The Dog Days of Summer are Coming
Tomorrow Millie’s sister is coming to town for her annual visit. She’s flying in from Idaho and we’re going to be forced to visit with her. She’s TheMan’s favorite aunt, so he tries to spend as much time with her as possible.
But we don’t really get on too well. You see, she’s a huge fan of both that viper, Coulter, and that monkey’s ass, O’Reilly. As a matter of fact, she argued with me that last time she was in town that Billy-boy “tells it like it is and gets all his facts straight”. I laughed and laughed and told her that he was so full of shit it smelled like an outhouse every time his mug popped up on the t.v. And then she actually offered to let me “borrow” Coulter’s latest rag. *GAG* I think she was insulted when I told her I’d rather spork myself in the eye and tickle my own brain.
She is, of course, the same aunt with whom I had this conversation.
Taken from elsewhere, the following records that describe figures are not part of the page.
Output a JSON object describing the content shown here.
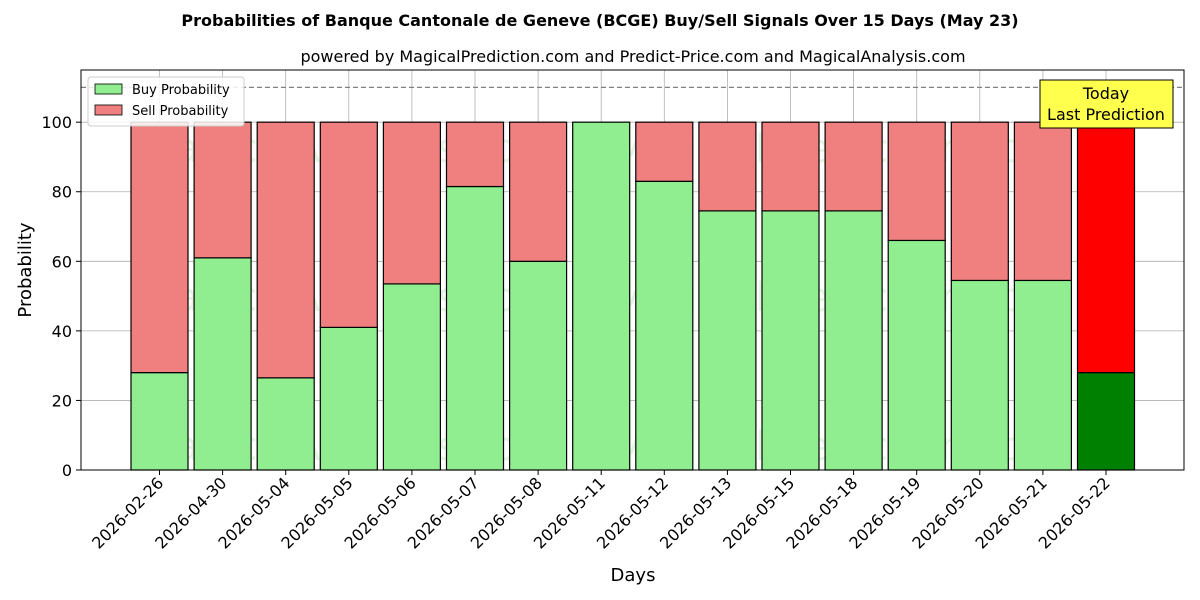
{
  "chart_data": {
    "type": "bar",
    "stacked": true,
    "title": "Probabilities of Banque Cantonale de Geneve (BCGE) Buy/Sell Signals Over 15 Days (May 23)",
    "subtitle": "powered by MagicalPrediction.com and Predict-Price.com and MagicalAnalysis.com",
    "xlabel": "Days",
    "ylabel": "Probability",
    "ylim": [
      0,
      115
    ],
    "yticks": [
      0,
      20,
      40,
      60,
      80,
      100
    ],
    "grid": true,
    "legend_position": "top-left",
    "reference_line": 110,
    "categories": [
      "2026-02-26",
      "2026-04-30",
      "2026-05-04",
      "2026-05-05",
      "2026-05-06",
      "2026-05-07",
      "2026-05-08",
      "2026-05-11",
      "2026-05-12",
      "2026-05-13",
      "2026-05-15",
      "2026-05-18",
      "2026-05-19",
      "2026-05-20",
      "2026-05-21",
      "2026-05-22"
    ],
    "series": [
      {
        "name": "Buy Probability",
        "color": "#90ee90",
        "highlight_color": "#008000",
        "values": [
          28,
          61,
          26.5,
          41,
          53.5,
          81.5,
          60,
          100,
          83,
          74.5,
          74.5,
          74.5,
          66,
          54.5,
          54.5,
          28
        ]
      },
      {
        "name": "Sell Probability",
        "color": "#f08080",
        "highlight_color": "#ff0000",
        "values": [
          72,
          39,
          73.5,
          59,
          46.5,
          18.5,
          40,
          0,
          17,
          25.5,
          25.5,
          25.5,
          34,
          45.5,
          45.5,
          72
        ]
      }
    ],
    "highlight_index": 15,
    "annotation": {
      "line1": "Today",
      "line2": "Last Prediction",
      "background": "#ffff4d"
    },
    "watermarks": [
      "MagicalAnalysis.com",
      "MagicalPrediction.com"
    ]
  }
}
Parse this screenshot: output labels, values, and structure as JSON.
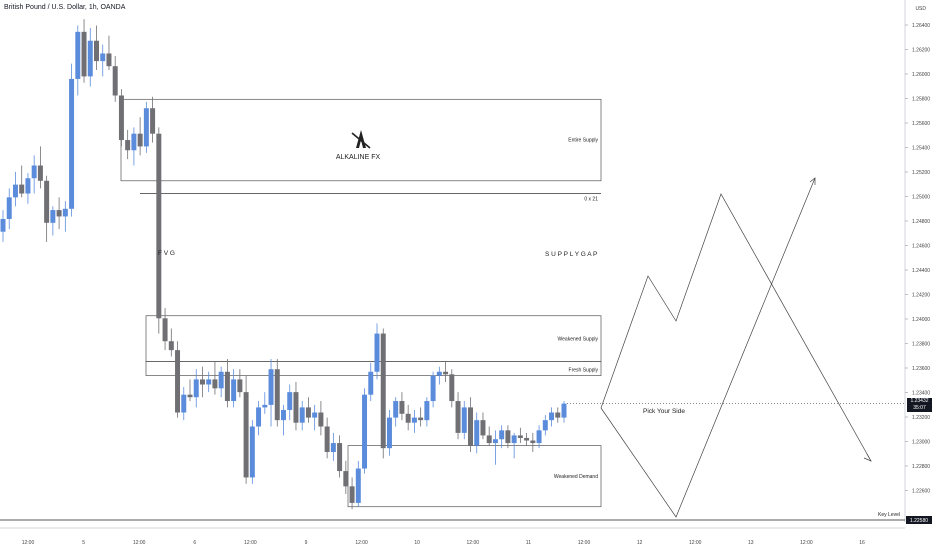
{
  "header": {
    "title": "British Pound / U.S. Dollar, 1h, OANDA",
    "currency": "USD"
  },
  "current_price": {
    "price": "1.23432",
    "countdown": "35:07",
    "color": "#131722"
  },
  "key_level": {
    "label": "Key Level",
    "price": "1.22580"
  },
  "colors": {
    "up": "#5b8cdc",
    "down": "#6f6f74",
    "zone_border": "#555555",
    "line": "#333333",
    "text": "#222222"
  },
  "chart_data": {
    "type": "candlestick",
    "symbol": "GBPUSD",
    "timeframe": "1h",
    "ylim": [
      1.225,
      1.266
    ],
    "y_ticks": [
      "1.26400",
      "1.26200",
      "1.26000",
      "1.25800",
      "1.25600",
      "1.25400",
      "1.25200",
      "1.25000",
      "1.24800",
      "1.24600",
      "1.24400",
      "1.24200",
      "1.24000",
      "1.23800",
      "1.23600",
      "1.23400",
      "1.23200",
      "1.23000",
      "1.22800",
      "1.22600"
    ],
    "x_ticks": [
      "12:00",
      "5",
      "12:00",
      "6",
      "12:00",
      "9",
      "12:00",
      "10",
      "12:00",
      "11",
      "12:00",
      "12",
      "12:00",
      "13",
      "12:00",
      "16"
    ],
    "candles": [
      [
        1.2478,
        1.2495,
        1.247,
        1.2488
      ],
      [
        1.2488,
        1.2512,
        1.248,
        1.2505
      ],
      [
        1.2505,
        1.2525,
        1.2498,
        1.2515
      ],
      [
        1.2515,
        1.253,
        1.2505,
        1.2508
      ],
      [
        1.2508,
        1.2524,
        1.25,
        1.252
      ],
      [
        1.252,
        1.2538,
        1.2508,
        1.253
      ],
      [
        1.253,
        1.2545,
        1.2512,
        1.2518
      ],
      [
        1.2518,
        1.2522,
        1.247,
        1.2485
      ],
      [
        1.2485,
        1.2498,
        1.2475,
        1.2495
      ],
      [
        1.2495,
        1.2505,
        1.248,
        1.249
      ],
      [
        1.249,
        1.2502,
        1.2478,
        1.2496
      ],
      [
        1.2496,
        1.261,
        1.249,
        1.2598
      ],
      [
        1.2598,
        1.264,
        1.2585,
        1.2635
      ],
      [
        1.2635,
        1.2645,
        1.2595,
        1.26
      ],
      [
        1.26,
        1.2638,
        1.2592,
        1.2628
      ],
      [
        1.2628,
        1.264,
        1.2605,
        1.2612
      ],
      [
        1.2612,
        1.2625,
        1.26,
        1.2618
      ],
      [
        1.2618,
        1.2632,
        1.2605,
        1.2608
      ],
      [
        1.2608,
        1.2616,
        1.258,
        1.2585
      ],
      [
        1.2585,
        1.259,
        1.2545,
        1.255
      ],
      [
        1.255,
        1.2558,
        1.2535,
        1.2542
      ],
      [
        1.2542,
        1.256,
        1.253,
        1.2555
      ],
      [
        1.2555,
        1.2568,
        1.2538,
        1.2545
      ],
      [
        1.2545,
        1.258,
        1.254,
        1.2575
      ],
      [
        1.2575,
        1.2584,
        1.2548,
        1.2555
      ],
      [
        1.2555,
        1.256,
        1.2398,
        1.241
      ],
      [
        1.241,
        1.2418,
        1.2385,
        1.2392
      ],
      [
        1.2392,
        1.2402,
        1.238,
        1.2385
      ],
      [
        1.2385,
        1.2392,
        1.2332,
        1.2336
      ],
      [
        1.2336,
        1.2356,
        1.233,
        1.235
      ],
      [
        1.235,
        1.2362,
        1.2345,
        1.2348
      ],
      [
        1.2348,
        1.237,
        1.234,
        1.2362
      ],
      [
        1.2362,
        1.2372,
        1.2348,
        1.2358
      ],
      [
        1.2358,
        1.2368,
        1.2352,
        1.2362
      ],
      [
        1.2362,
        1.2376,
        1.235,
        1.2355
      ],
      [
        1.2355,
        1.2372,
        1.2348,
        1.2368
      ],
      [
        1.2368,
        1.2378,
        1.234,
        1.2345
      ],
      [
        1.2345,
        1.237,
        1.234,
        1.2362
      ],
      [
        1.2362,
        1.237,
        1.2348,
        1.2352
      ],
      [
        1.2352,
        1.2365,
        1.228,
        1.2285
      ],
      [
        1.2285,
        1.233,
        1.228,
        1.2325
      ],
      [
        1.2325,
        1.2345,
        1.2318,
        1.234
      ],
      [
        1.234,
        1.2352,
        1.2335,
        1.2342
      ],
      [
        1.2342,
        1.2378,
        1.2325,
        1.237
      ],
      [
        1.237,
        1.2378,
        1.2325,
        1.233
      ],
      [
        1.233,
        1.2342,
        1.2318,
        1.2338
      ],
      [
        1.2338,
        1.2358,
        1.233,
        1.2352
      ],
      [
        1.2352,
        1.236,
        1.2322,
        1.2328
      ],
      [
        1.2328,
        1.2345,
        1.2322,
        1.234
      ],
      [
        1.234,
        1.2348,
        1.2328,
        1.2332
      ],
      [
        1.2332,
        1.2342,
        1.2322,
        1.2336
      ],
      [
        1.2336,
        1.2345,
        1.2318,
        1.2325
      ],
      [
        1.2325,
        1.2332,
        1.23,
        1.2305
      ],
      [
        1.2305,
        1.232,
        1.2298,
        1.2312
      ],
      [
        1.2312,
        1.2318,
        1.2285,
        1.229
      ],
      [
        1.229,
        1.2298,
        1.2272,
        1.2278
      ],
      [
        1.2278,
        1.2285,
        1.226,
        1.2265
      ],
      [
        1.2265,
        1.2298,
        1.2262,
        1.2292
      ],
      [
        1.2292,
        1.2355,
        1.2288,
        1.235
      ],
      [
        1.235,
        1.2375,
        1.2345,
        1.2368
      ],
      [
        1.2368,
        1.2406,
        1.2362,
        1.2398
      ],
      [
        1.2398,
        1.2402,
        1.23,
        1.2308
      ],
      [
        1.2308,
        1.2338,
        1.2302,
        1.2332
      ],
      [
        1.2332,
        1.2348,
        1.2325,
        1.2345
      ],
      [
        1.2345,
        1.2352,
        1.233,
        1.2335
      ],
      [
        1.2335,
        1.2342,
        1.2322,
        1.2328
      ],
      [
        1.2328,
        1.2338,
        1.232,
        1.2332
      ],
      [
        1.2332,
        1.234,
        1.2325,
        1.233
      ],
      [
        1.233,
        1.2348,
        1.2325,
        1.2345
      ],
      [
        1.2345,
        1.2368,
        1.234,
        1.2365
      ],
      [
        1.2365,
        1.2372,
        1.2358,
        1.2368
      ],
      [
        1.2368,
        1.2376,
        1.236,
        1.2366
      ],
      [
        1.2366,
        1.237,
        1.234,
        1.2345
      ],
      [
        1.2345,
        1.2352,
        1.2315,
        1.232
      ],
      [
        1.232,
        1.2345,
        1.2315,
        1.234
      ],
      [
        1.234,
        1.2348,
        1.2305,
        1.231
      ],
      [
        1.231,
        1.2336,
        1.2304,
        1.233
      ],
      [
        1.233,
        1.2336,
        1.2315,
        1.2318
      ],
      [
        1.2318,
        1.2325,
        1.231,
        1.2312
      ],
      [
        1.2312,
        1.2322,
        1.2295,
        1.2315
      ],
      [
        1.2315,
        1.2326,
        1.2308,
        1.2322
      ],
      [
        1.2322,
        1.2326,
        1.2308,
        1.2312
      ],
      [
        1.2312,
        1.232,
        1.23,
        1.2318
      ],
      [
        1.2318,
        1.2324,
        1.2312,
        1.2316
      ],
      [
        1.2316,
        1.232,
        1.231,
        1.2314
      ],
      [
        1.2314,
        1.232,
        1.2305,
        1.2312
      ],
      [
        1.2312,
        1.2326,
        1.2308,
        1.2322
      ],
      [
        1.2322,
        1.2334,
        1.2318,
        1.233
      ],
      [
        1.233,
        1.234,
        1.2325,
        1.2336
      ],
      [
        1.2336,
        1.234,
        1.2328,
        1.2332
      ],
      [
        1.2332,
        1.2345,
        1.2328,
        1.2343
      ]
    ],
    "zones": [
      {
        "label": "Entire Supply",
        "top": 1.2582,
        "bottom": 1.2518
      },
      {
        "label": "Weakened Supply",
        "top": 1.2412,
        "bottom": 1.2376
      },
      {
        "label": "Fresh Supply",
        "top": 1.2376,
        "bottom": 1.2365
      },
      {
        "label": "Weakened Demand",
        "top": 1.231,
        "bottom": 1.2262
      }
    ],
    "gap_line": {
      "label": "0 x 21",
      "price": 1.2508
    },
    "annotations": {
      "fvg": "F V G",
      "supply_gap": "S U P P L Y   G A P",
      "pick": "Pick Your Side",
      "logo_text": "ALKALINE FX"
    },
    "scenario_paths": [
      [
        [
          1.2338,
          0
        ],
        [
          1.2445,
          1
        ],
        [
          1.2408,
          2
        ],
        [
          1.2508,
          3
        ],
        [
          1.2298,
          4
        ]
      ],
      [
        [
          1.2338,
          0
        ],
        [
          1.2252,
          1
        ],
        [
          1.252,
          2
        ]
      ]
    ]
  }
}
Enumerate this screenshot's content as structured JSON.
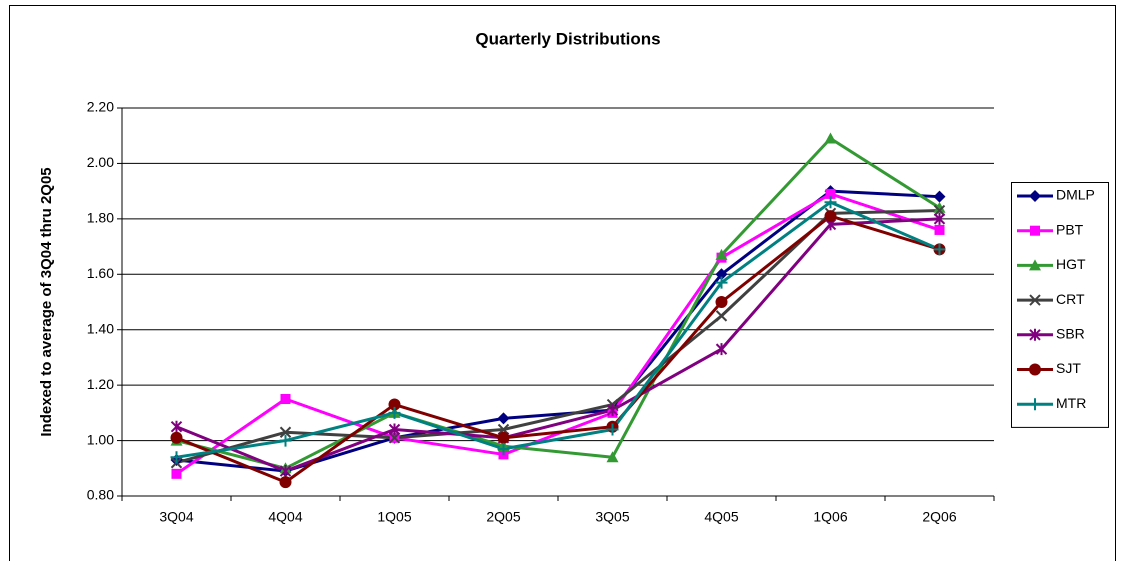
{
  "chart_data": {
    "type": "line",
    "title": "Quarterly Distributions",
    "y_label": "Indexed to average of 3Q04 thru 2Q05",
    "categories": [
      "3Q04",
      "4Q04",
      "1Q05",
      "2Q05",
      "3Q05",
      "4Q05",
      "1Q06",
      "2Q06"
    ],
    "ylim": [
      0.8,
      2.2
    ],
    "yticks": [
      {
        "value": 0.8,
        "label": "0.80"
      },
      {
        "value": 1.0,
        "label": "1.00"
      },
      {
        "value": 1.2,
        "label": "1.20"
      },
      {
        "value": 1.4,
        "label": "1.40"
      },
      {
        "value": 1.6,
        "label": "1.60"
      },
      {
        "value": 1.8,
        "label": "1.80"
      },
      {
        "value": 2.0,
        "label": "2.00"
      },
      {
        "value": 2.2,
        "label": "2.20"
      }
    ],
    "grid": true,
    "legend": "right",
    "series": [
      {
        "name": "DMLP",
        "color": "#000080",
        "marker": "diamond",
        "values": [
          0.93,
          0.89,
          1.01,
          1.08,
          1.11,
          1.6,
          1.9,
          1.88
        ]
      },
      {
        "name": "PBT",
        "color": "#ff00ff",
        "marker": "square",
        "values": [
          0.88,
          1.15,
          1.01,
          0.95,
          1.1,
          1.66,
          1.89,
          1.76
        ]
      },
      {
        "name": "HGT",
        "color": "#339933",
        "marker": "triangle",
        "values": [
          1.0,
          0.9,
          1.1,
          0.98,
          0.94,
          1.67,
          2.09,
          1.84
        ]
      },
      {
        "name": "CRT",
        "color": "#404040",
        "marker": "x",
        "values": [
          0.92,
          1.03,
          1.01,
          1.04,
          1.13,
          1.45,
          1.82,
          1.83
        ]
      },
      {
        "name": "SBR",
        "color": "#800080",
        "marker": "star",
        "values": [
          1.05,
          0.89,
          1.04,
          1.01,
          1.11,
          1.33,
          1.78,
          1.8
        ]
      },
      {
        "name": "SJT",
        "color": "#800000",
        "marker": "circle",
        "values": [
          1.01,
          0.85,
          1.13,
          1.01,
          1.05,
          1.5,
          1.81,
          1.69
        ]
      },
      {
        "name": "MTR",
        "color": "#008080",
        "marker": "plus",
        "values": [
          0.94,
          1.0,
          1.1,
          0.97,
          1.04,
          1.57,
          1.86,
          1.69
        ]
      }
    ]
  }
}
The thing is, this particular aunt (for whom I need an appropriate name- suggestions?), likes to talk politics as much as I like to blog about it. Normally, I can actually have conversations with conservatives and we can somehow remain civil. Not so with the aunt. She believes it’s her duty to put all liberals in their place and the best way to do that is to follow the examples set for her two favorite media assheads. And then there’s an argument, because she’s used to talking over everyone and if that doesn’t work, simply shouting and carrying on. Then I get annoyed and lose my temper. Now, believe it or not, I sound a lot more, um, intellectual when I’m pissed- using big words appropriately and not cussing. Strange, huh? Anyway, Millie doesn’t like that kind of “dialogue” going on in her spot, and since she’s a die-hard Bush fan, I lose. See how that can stress me out?
Of course, there’s other reason I don’t care to “converse” with her. “All people with tattoos are idiots and not worth talking to” (I’ve got a tattoo- heh), “Men that pierce their ears/wear their hair long/wear baggy pants/listen to rock music/dance are fags and therefore evil“, “Feminists are bad, bad, bad and are trying to make boys into girly men”, “Teaching abstinence-only is the right thing because girls are sluts and boys are honorable and girls lead boys astray”, “Evolution is a crock”, “Poor people shouldn’t be seen”, blah, blah, blah ad nauseam. In other words, she’s a flippin’ rightwing nut. Isn’t that nice?
Everyone please pray for me this coming week.